Ведун говорил и говорил, а Ингирь его не слушала, занятая своими тревожными мыслями. А когда Фердос повернулся к ней, то девушки в лодке уже не было, а где-то в далеке в утреннем солнце блестела плывущая по реке золотая лента.
     Когда желтая змейка выбралась из воды  солнце уже встало, она двинулась по пологому берегу реки в чащу леса через болото ей одной знакомой неприметной тропинкой, выбралась на островок среди болота и вползла в избу, окруженную ольхой и  березовой порослью. Поземная изба, жилище Ингирь и её матери,  была совсем не такая как жилища мерянских жителей. Нижние бревна, стоящие прямо на пропитанной влагой земле были срублены из лиственницы, а жилое  помещение, начиналось на высоте не менее полутора метров. От  широкой двери, сработанной из досок шириною в ладонь, наверх шла деревянная лестница на подрубах, сбоку которой располагался пандус. Это для того, чтобы змее было удобнее подниматься наверх. Огромный коридор, именуемый не иначе как мост, был уставлен сундуками доверху набитыми всяким барахлом, которое мать притаскивала после длительных отлучек. Чего там только не было! От покрывал греческих матрон, до корсетов со шнуровкой из китового уса эдварианского покроя, украшения египетских модниц эпохи фараонов соседствовали с серьгами эпохи арт-нуво. Ингирь не представляла зачем матери столько вещей, как и не осознавала их ценности в мире людей. Минуя мост обернувшаяся девушкой желтая змейка,  вошла в горницу, которую на две половины разделяла глинобитная  печь. Изба в холодные зимы топилась по-белому, а когда матери не было, змейка залезала в подпечье за дрова и спала там  до самой весны. Беспокоится о том, что кто-нибудь проникнет в жилище надобности не было, дом был заговорен. Место это называли Заболотье. Зимой, когда болото замерзало,  охотник, случайно зашедший в эти края, обходил это место стороной, повинуясь непонятному желанию держаться подальше от этого места. В широкой и чистой горнице почти не было  мебели, её роль выполняли широкие лавки из  подруба, тесанных с одной стороны бревен, врубленных в стены избы за исключением пожалуй пуфика и изящного столика с резными ножками, набитого до отказа ювелирными украшениями и разными безделушками  и зеркала висящего над ним. Желтая змейка приютившись в мехах, которыми была устлана лавка, часто наблюдала, как мать  часами сидела перед зеркалом и примеряла блестящие украшения. Разговаривать им не было необходимости, нужно было только посмотреть в глаза друг другу, чтобы задать вопрос и получить ответ.

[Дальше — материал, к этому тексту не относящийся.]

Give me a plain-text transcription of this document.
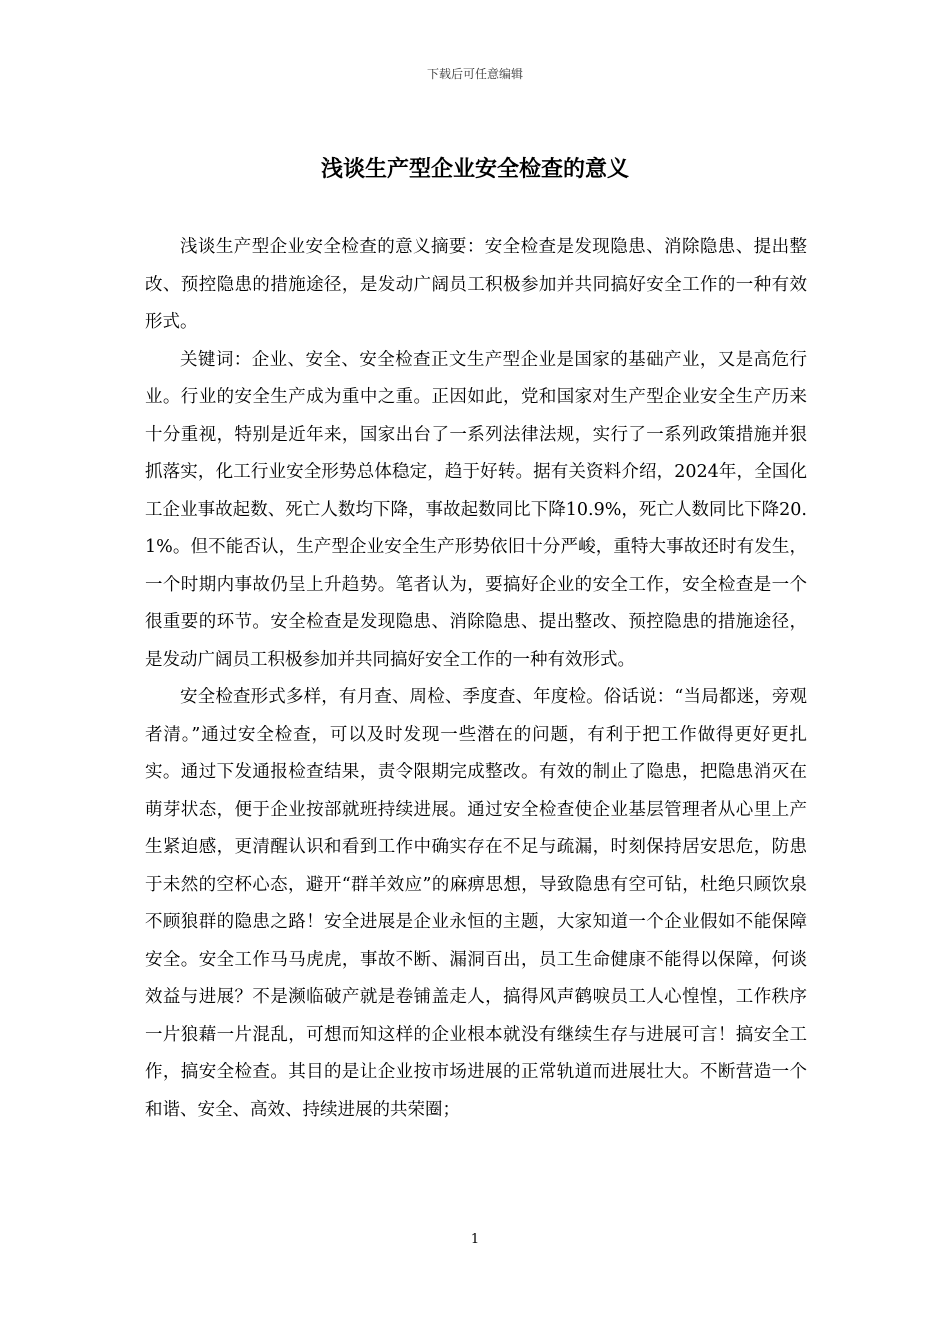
下载后可任意编辑
浅谈生产型企业安全检查的意义

浅谈生产型企业安全检查的意义摘要：安全检查是发现隐患、消除隐患、提出整改、预控隐患的措施途径，是发动广阔员工积极参加并共同搞好安全工作的一种有效形式。

关键词：企业、安全、安全检查正文生产型企业是国家的基础产业，又是高危行业。行业的安全生产成为重中之重。正因如此，党和国家对生产型企业安全生产历来十分重视，特别是近年来，国家出台了一系列法律法规，实行了一系列政策措施并狠抓落实，化工行业安全形势总体稳定，趋于好转。据有关资料介绍，2024年，全国化工企业事故起数、死亡人数均下降，事故起数同比下降10.9%，死亡人数同比下降20.1%。但不能否认，生产型企业安全生产形势依旧十分严峻，重特大事故还时有发生，一个时期内事故仍呈上升趋势。笔者认为，要搞好企业的安全工作，安全检查是一个很重要的环节。安全检查是发现隐患、消除隐患、提出整改、预控隐患的措施途径，是发动广阔员工积极参加并共同搞好安全工作的一种有效形式。

安全检查形式多样，有月查、周检、季度查、年度检。俗话说：“当局都迷，旁观者清。”通过安全检查，可以及时发现一些潜在的问题，有利于把工作做得更好更扎实。通过下发通报检查结果，责令限期完成整改。有效的制止了隐患，把隐患消灭在萌芽状态，便于企业按部就班持续进展。通过安全检查使企业基层管理者从心里上产生紧迫感，更清醒认识和看到工作中确实存在不足与疏漏，时刻保持居安思危，防患于未然的空杯心态，避开“群羊效应”的麻痹思想，导致隐患有空可钻，杜绝只顾饮泉不顾狼群的隐患之路！安全进展是企业永恒的主题，大家知道一个企业假如不能保障安全。安全工作马马虎虎，事故不断、漏洞百出，员工生命健康不能得以保障，何谈效益与进展？不是濒临破产就是卷铺盖走人，搞得风声鹤唳员工人心惶惶，工作秩序一片狼藉一片混乱，可想而知这样的企业根本就没有继续生存与进展可言！搞安全工作，搞安全检查。其目的是让企业按市场进展的正常轨道而进展壮大。不断营造一个和谐、安全、高效、持续进展的共荣圈；

1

    К радости Ингирь мать была дома. Немой диалог между матерью и дочерью состоял из бурных приветствий, затем змейка сообщила, что последние два года она прожила с людьми.
- Ты меня удивила, сказала мать. Твоя сестра так и не научилась оборачиваться человеком.
-У меня есть сестра?
-Да, она уползла в лес еще до твоего рождения, очевидно, ей там нравится гораздо больше, так там и живет.

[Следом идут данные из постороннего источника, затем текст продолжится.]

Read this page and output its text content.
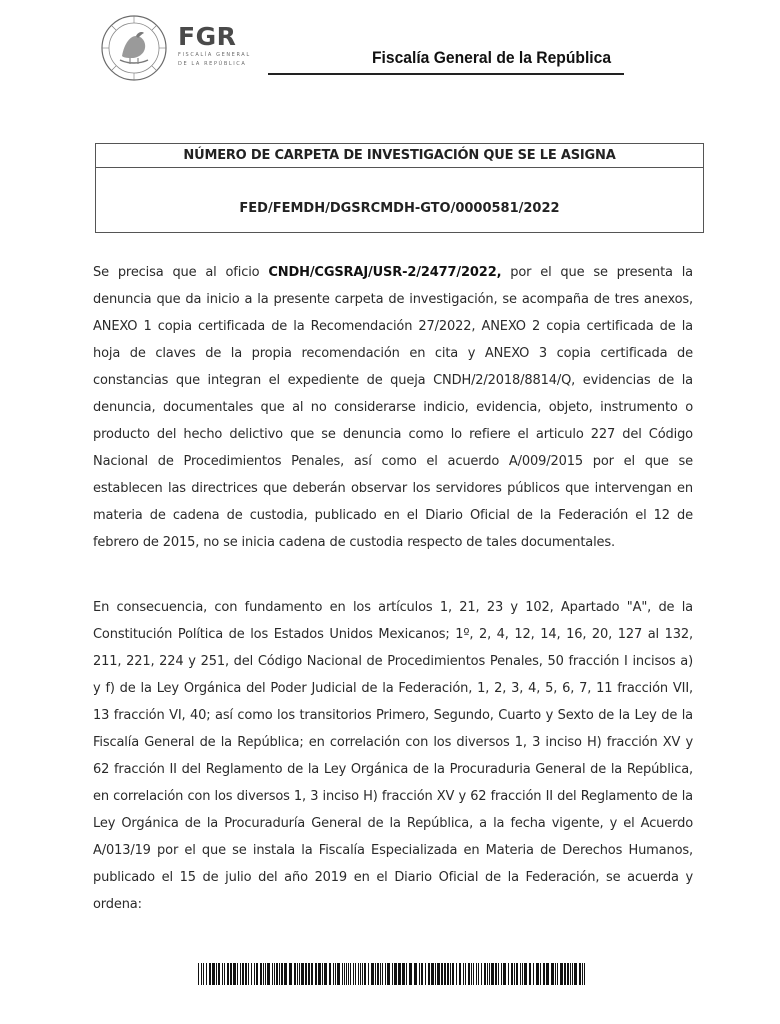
FGR
FISCALÍA GENERAL
DE LA REPÚBLICA	Fiscalía General de la República
NÚMERO DE CARPETA DE INVESTIGACIÓN QUE SE LE ASIGNA
FED/FEMDH/DGSRCMDH-GTO/0000581/2022

Se precisa que al oficio CNDH/CGSRAJ/USR-2/2477/2022, por el que se presenta la denuncia que da inicio a la presente carpeta de investigación, se acompaña de tres anexos, ANEXO 1 copia certificada de la Recomendación 27/2022, ANEXO 2 copia certificada de la hoja de claves de la propia recomendación en cita y ANEXO 3 copia certificada de constancias que integran el expediente de queja CNDH/2/2018/8814/Q, evidencias de la denuncia, documentales que al no considerarse indicio, evidencia, objeto, instrumento o producto del hecho delictivo que se denuncia como lo refiere el articulo 227 del Código Nacional de Procedimientos Penales, así como el acuerdo A/009/2015 por el que se establecen las directrices que deberán observar los servidores públicos que intervengan en materia de cadena de custodia, publicado en el Diario Oficial de la Federación el 12 de febrero de 2015, no se inicia cadena de custodia respecto de tales documentales.

En consecuencia, con fundamento en los artículos 1, 21, 23 y 102, Apartado "A", de la Constitución Política de los Estados Unidos Mexicanos; 1º, 2, 4, 12, 14, 16, 20, 127 al 132, 211, 221, 224 y 251, del Código Nacional de Procedimientos Penales, 50 fracción I incisos a) y f) de la Ley Orgánica del Poder Judicial de la Federación, 1, 2, 3, 4, 5, 6, 7, 11 fracción VII, 13 fracción VI, 40; así como los transitorios Primero, Segundo, Cuarto y Sexto de la Ley de la Fiscalía General de la República; en correlación con los diversos 1, 3 inciso H) fracción XV y 62 fracción II del Reglamento de la Ley Orgánica de la Procuraduria General de la República, en correlación con los diversos 1, 3 inciso H) fracción XV y 62 fracción II del Reglamento de la Ley Orgánica de la Procuraduría General de la República, a la fecha vigente, y el Acuerdo A/013/19 por el que se instala la Fiscalía Especializada en Materia de Derechos Humanos, publicado el 15 de julio del año 2019 en el Diario Oficial de la Federación, se acuerda y ordena:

-А ты так её и не видела с тех пор?
-Зачем? Если бы я захотела видеть всех своих детей, хотя бы по часу каждого, мне бы на это и года не хватило.
-Вот за этим я и пришла, я хочу знать, кто я и почему даже могучие волхвы испытывают страх при упоминании твоего имени?
-Мужчины - жалкий народ, они всегда боялись змей. Даже унижая и обзывая своих жен змей подколодной, они испытывают страх перед ними.- Уклончиво ответила Лундонга.
Ей не хотелось объяснять девочке, что исполняет она в братстве Белого Керра- сообществе всех магических сил племени Меря, расселившихся на огромной территории от Варяжского моря до Уральских гор и от Валдая до истоков реки Юг, несущей свои воды в холодное моря - роль палача, исполняя приговоры братства. В свободное время она, наделенная способностью ползать по времени, развлекается в человеческом обществе и исполняет роль информатора для членов совета.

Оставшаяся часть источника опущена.